5) Engager l’élaboration d’un projet cadre.

Il est à la fois le fruit d’une créativité, d’une rationalisation et d’une mise en mouvement collectives. La réflexion prospective est évidemment indispensable (voir méthodes des cercles de prospective opérationnelle).

6) Passer de la stratégie, du projet cadre, au plan d’action

C’est l’affaire des parties prenantes dés lors qu’elles en ont acquis la maturité collective suffisante.

Quelques commentaires

Il est clair que tous les groupements n’en sont pas au stade de maturité qui leur permet de prendre le recul nécessaire et d’engager tout ce qui serait utile à leur développement. Il est ainsi indispensable de prendre en compte le niveau de préoccupations accessible.

Cependant rien n’empêche qu’un petit noyau d’animation assume lui le travail fondateur et stratégique.
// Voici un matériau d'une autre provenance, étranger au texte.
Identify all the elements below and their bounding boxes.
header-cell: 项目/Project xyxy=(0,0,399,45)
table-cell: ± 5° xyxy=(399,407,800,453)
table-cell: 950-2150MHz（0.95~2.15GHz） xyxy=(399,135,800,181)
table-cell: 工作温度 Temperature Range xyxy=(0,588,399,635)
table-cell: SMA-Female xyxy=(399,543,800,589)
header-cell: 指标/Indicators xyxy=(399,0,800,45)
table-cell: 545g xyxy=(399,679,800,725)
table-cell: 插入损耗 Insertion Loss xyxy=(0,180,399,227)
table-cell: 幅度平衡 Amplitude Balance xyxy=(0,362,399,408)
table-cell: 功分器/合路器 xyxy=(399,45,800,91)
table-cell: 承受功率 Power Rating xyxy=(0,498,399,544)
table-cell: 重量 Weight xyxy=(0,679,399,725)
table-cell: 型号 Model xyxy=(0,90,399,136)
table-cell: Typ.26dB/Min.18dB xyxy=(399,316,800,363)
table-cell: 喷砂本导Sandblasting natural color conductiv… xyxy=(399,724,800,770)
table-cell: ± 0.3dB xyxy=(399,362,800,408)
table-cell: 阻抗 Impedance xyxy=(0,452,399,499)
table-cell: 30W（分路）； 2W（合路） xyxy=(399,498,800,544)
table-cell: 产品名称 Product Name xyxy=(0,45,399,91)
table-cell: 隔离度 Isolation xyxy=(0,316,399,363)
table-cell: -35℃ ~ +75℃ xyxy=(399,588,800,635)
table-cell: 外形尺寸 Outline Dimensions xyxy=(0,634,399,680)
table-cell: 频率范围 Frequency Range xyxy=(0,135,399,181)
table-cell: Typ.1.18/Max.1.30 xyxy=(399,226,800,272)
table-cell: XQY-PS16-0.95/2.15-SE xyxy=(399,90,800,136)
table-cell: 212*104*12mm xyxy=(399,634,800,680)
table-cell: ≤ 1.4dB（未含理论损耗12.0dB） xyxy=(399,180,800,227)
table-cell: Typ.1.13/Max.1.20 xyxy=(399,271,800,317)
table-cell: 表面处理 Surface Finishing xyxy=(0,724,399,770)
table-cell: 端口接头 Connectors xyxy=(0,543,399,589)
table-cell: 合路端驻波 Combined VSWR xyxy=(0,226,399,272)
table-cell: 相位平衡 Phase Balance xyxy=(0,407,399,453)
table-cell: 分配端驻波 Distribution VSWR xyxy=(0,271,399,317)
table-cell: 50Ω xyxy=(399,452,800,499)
Il est possible de faire appel ensuite à la sensibilité, à l’intuition, au pragmatisme et à l’intelligence des parties prenantes pour susciter motivation, créativité et appropriation collective. C’est aussi l’un des enjeux de la “gouvernance”.

Par ailleurs il est possible de faire participer à tel ou tel stade du processus d’autres parties prenantes. Celles de la communauté de référence, du territoire par exemple. Celles de partenaires ou même de clients concernés par les valeurs du groupement.

De ce fait les animateurs du groupement peuvent coaliser des forces qui sont bien utiles pour soutenir le projet de différentes manières.

Enfin deux préoccupations doivent être sans cesse considérées :

– L’animation de la dynamique communautaire qui passe par la conscience d’une identité collective et l’appropriation d’une ambition commune,

– Un marketing de l’offre où les questions : “qu’avons nous à offrir?”, “qui sont nos clients?” (qui apprécient nos valeurs) engage à une créativité et une innovation permanente, une innovation humaine et de service avant même d’être éventuellement technologique.